China media: Bitcoin's future
- 19 December 2013
- From the section China
Media and experts have mixed views about the future of Bitcoin in China following reports of fresh action by Beijing to restrict trade in the virtual currency.
BTC China, the world's largest Bitcoin operator by trading volume, has said that local payment companies have been blocked from providing it with clearing services.
It means that the firm can no longer accept yuan-based deposits.
GT Zhou, an experienced Bitcoin trader, tells the Beijing Times that the virtual currency "is unlikely to exit the Chinese market, but investors need to be cautious about the risks involved".
Another unnamed trader tells the Bejing Times that "Bitcoin value had been rising sharply in the Chinese market until the latest measures were announced. The margin for profits is falling now and the trading may completely move out of China".

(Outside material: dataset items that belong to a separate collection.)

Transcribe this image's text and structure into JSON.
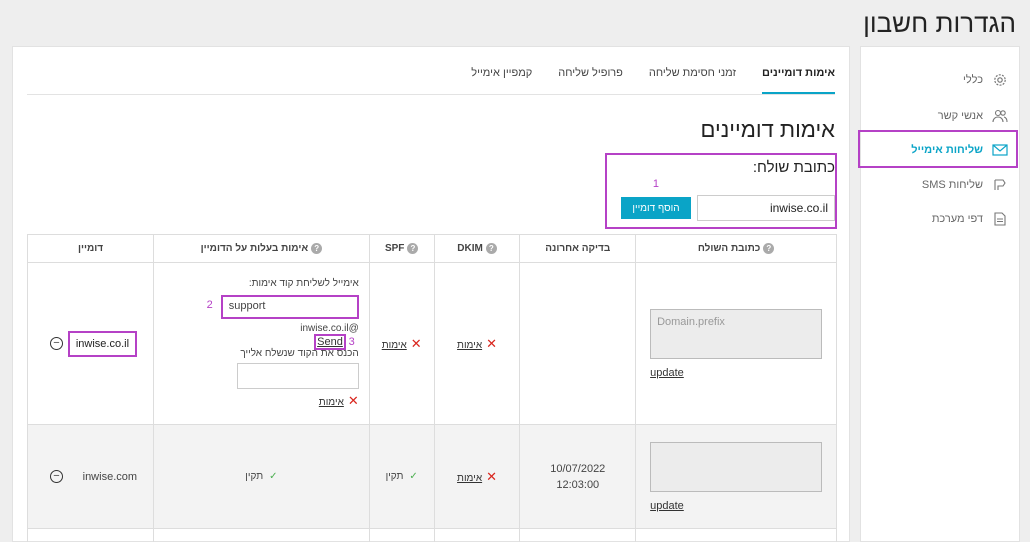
{
  "page": {
    "title": "הגדרות חשבון"
  },
  "sidebar": {
    "items": [
      {
        "label": "כללי",
        "icon": "gear-icon"
      },
      {
        "label": "אנשי קשר",
        "icon": "contacts-icon"
      },
      {
        "label": "שליחות אימייל",
        "icon": "mail-icon",
        "active": true
      },
      {
        "label": "שליחות SMS",
        "icon": "sms-icon"
      },
      {
        "label": "דפי מערכת",
        "icon": "pages-icon"
      }
    ]
  },
  "tabs": [
    "אימות דומיינים",
    "זמני חסימת שליחה",
    "פרופיל שליחה",
    "קמפיין אימייל"
  ],
  "section": {
    "title": "אימות דומיינים",
    "sender_label": "כתובת שולח:"
  },
  "add_form": {
    "domain_value": "inwise.co.il",
    "add_button": "הוסף דומיין"
  },
  "annotations": {
    "n1": "1",
    "n2": "2",
    "n3": "3"
  },
  "table": {
    "headers": {
      "domain": "דומיין",
      "ownership": "אימות בעלות על הדומיין",
      "spf": "SPF",
      "dkim": "DKIM",
      "last_check": "בדיקה אחרונה",
      "sender": "כתובת השולח"
    },
    "rows": [
      {
        "domain": "inwise.co.il",
        "ownership": {
          "email_label": "אימייל לשליחת קוד אימות:",
          "email_value": "support",
          "email_suffix": "@inwise.co.il",
          "send": "Send",
          "code_label": "הכנס את הקוד שנשלח אלייך",
          "verify": "אימות"
        },
        "spf": "אימות",
        "dkim": "אימות",
        "last_check": "",
        "sender_placeholder": "Domain.prefix",
        "update": "update"
      },
      {
        "domain": "inwise.com",
        "ownership": "תקין",
        "spf": "תקין",
        "dkim": "אימות",
        "last_check_date": "10/07/2022",
        "last_check_time": "12:03:00",
        "sender_placeholder": "",
        "update": "update"
      }
    ]
  }
}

Sina news portal echoes similar views, saying "the virtual currency has posed a threat to China's capital control and there are concerns that China would take further measures to limit the development of the Bitcoin".
However, Li Qiyuan, the CEO of BTC China, tells the Oriental Morning Post that "his website will not close down and they are not planning to trade in the US dollars because the central bank has not made the trading of Bitcoin illegal in China".
Moving on to political news, most websites and papers are giving prominent coverage to President Xi Jinping's statement that the central government's stand on the election of Hong Kong's next chief executive by universal suffrage in 2017 has been "consistent and clear".
"Mr Xi expressed hope that people from all walks of life in Hong Kong would unite and lay the foundation for a smooth election during a meeting with Hong Kong Chief Executive CY Leung," Xinhua reports.
Meanwhile, the Global Times reports that China is "ready" to send a probe mission to Mars after the successful soft-landing of its rover on the Moon.
"We have the potential to go there (Mars) in the wake of the successes of the Chang'e-1 and Chang'e-2 Moon missions," the paper quotes Wu Weiren, chief designer of China's lunar probe programme, as saying.
And finally, a special blind-dating event was organised for civil servants recently because "more and more unmarried people are too busy to search for their love", the People's Daily reports.
"More than 3,000 civil servants from central government and institutions searched for their other half at the blind date party in Beijing," it adds.